Woolly Audio

Lughnasa                                                            Lughnasa Moon

Got home tonight after listening to Woolly Mammoths play their current audio favs. Looked up in the night sky, around Cassiopeia to the north, and saw a satellite tracking fast against the Milky Way. A moment of foreground/background confusion. Here I am on earth, up there, in space is a human made object. Here. There. Sort of like anticipating the move. Here. There.

(most likely this one, Envisat, a defunct European Space Agency Earth observatory)

Mark Odegard asked us to bring material we’ve been listening to recently. Frank Broderick played Rodrigo (a classical guitar composition), the last movement of Tchaikovsky’s 6th and a recorded version of him singing a Kris Kristofferson song. This was for Mary in case he died during surgery.

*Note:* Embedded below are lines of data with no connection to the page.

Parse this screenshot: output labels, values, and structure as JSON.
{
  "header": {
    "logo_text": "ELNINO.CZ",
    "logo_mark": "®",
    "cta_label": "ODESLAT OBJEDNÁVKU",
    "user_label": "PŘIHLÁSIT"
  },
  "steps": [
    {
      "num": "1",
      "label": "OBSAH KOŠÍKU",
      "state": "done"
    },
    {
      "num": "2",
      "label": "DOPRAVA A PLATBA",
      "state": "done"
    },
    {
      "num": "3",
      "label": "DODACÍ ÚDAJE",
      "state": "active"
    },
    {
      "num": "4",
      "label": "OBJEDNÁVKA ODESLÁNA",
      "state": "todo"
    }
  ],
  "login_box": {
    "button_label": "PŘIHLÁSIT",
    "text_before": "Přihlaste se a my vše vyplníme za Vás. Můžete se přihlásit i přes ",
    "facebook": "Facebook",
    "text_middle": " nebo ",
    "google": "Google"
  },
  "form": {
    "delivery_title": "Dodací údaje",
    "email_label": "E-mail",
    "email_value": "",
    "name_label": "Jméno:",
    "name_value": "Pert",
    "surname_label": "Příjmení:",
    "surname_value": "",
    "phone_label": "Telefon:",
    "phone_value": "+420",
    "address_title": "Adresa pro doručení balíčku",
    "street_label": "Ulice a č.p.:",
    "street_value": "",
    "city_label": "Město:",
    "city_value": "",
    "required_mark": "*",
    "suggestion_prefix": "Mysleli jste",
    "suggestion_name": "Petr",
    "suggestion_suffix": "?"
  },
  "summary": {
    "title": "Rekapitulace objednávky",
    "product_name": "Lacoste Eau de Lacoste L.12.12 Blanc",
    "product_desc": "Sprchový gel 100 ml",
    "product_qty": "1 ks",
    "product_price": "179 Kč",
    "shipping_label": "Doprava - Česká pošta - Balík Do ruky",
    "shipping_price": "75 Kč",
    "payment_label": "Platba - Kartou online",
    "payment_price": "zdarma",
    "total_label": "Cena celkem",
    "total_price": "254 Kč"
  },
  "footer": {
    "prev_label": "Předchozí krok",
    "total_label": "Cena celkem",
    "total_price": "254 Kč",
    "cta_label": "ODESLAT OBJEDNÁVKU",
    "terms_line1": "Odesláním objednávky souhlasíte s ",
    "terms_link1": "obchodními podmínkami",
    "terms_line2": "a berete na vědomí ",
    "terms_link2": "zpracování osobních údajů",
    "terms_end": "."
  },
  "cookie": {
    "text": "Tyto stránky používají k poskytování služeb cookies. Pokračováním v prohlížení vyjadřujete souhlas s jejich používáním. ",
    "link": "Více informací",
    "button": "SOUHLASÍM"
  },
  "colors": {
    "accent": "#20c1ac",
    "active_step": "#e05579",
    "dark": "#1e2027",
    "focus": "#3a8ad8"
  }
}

Bill Schmidt had a clip from Krista Tippet interviewing Paul Cohelo and a track of Dave Brubeck. Stefan played an Indian music selection and two videos produced and sung by his son Taylor. Warren had Leo Kottke and Flogging Molly, an Irish punk band. Scott played the first movement of Appalachian Spring. Tom played Izzy, the Hawai’ian singer, and Kathleen Madigan. I didn’t catch Mark’s selection, but it was moody guitar music.

(Flogging Molly)

I played Dylan singing It Ain’t Me Babe and Willie Nelson, My Heroes Have Always Been Cowboys. Packing music.

Fall Is In The Air

Lughnasa                                                              Lughnasa Moon

There is, among us and within us, a current that pulls toward deep water, toward a cold darkness. It takes the warmer waters of our surface interactions and draws them down into the crevasses of our psyche. There the surface loses its bounce, its vitality and becomes absorbed.

We often make the mistake of assuming that this current’s engine lies within our experience and our personality, in that highly fungible interface between who we believe ourselves to be and the swirling mass of life outside us. But for most the powerful motive force which takes us into the bleakness is both more and less personal.

It is more personal because its constituents are in the stuff which make us, our DNA. It is less personal for the same reason, it is pre-psychological, implanted not in our character but in our chemistry. Yet, it manifests itself, or at least brings its influence to bear through psychology, through the mood shifts and terrible ideas that flash up from below, rising like leviathans.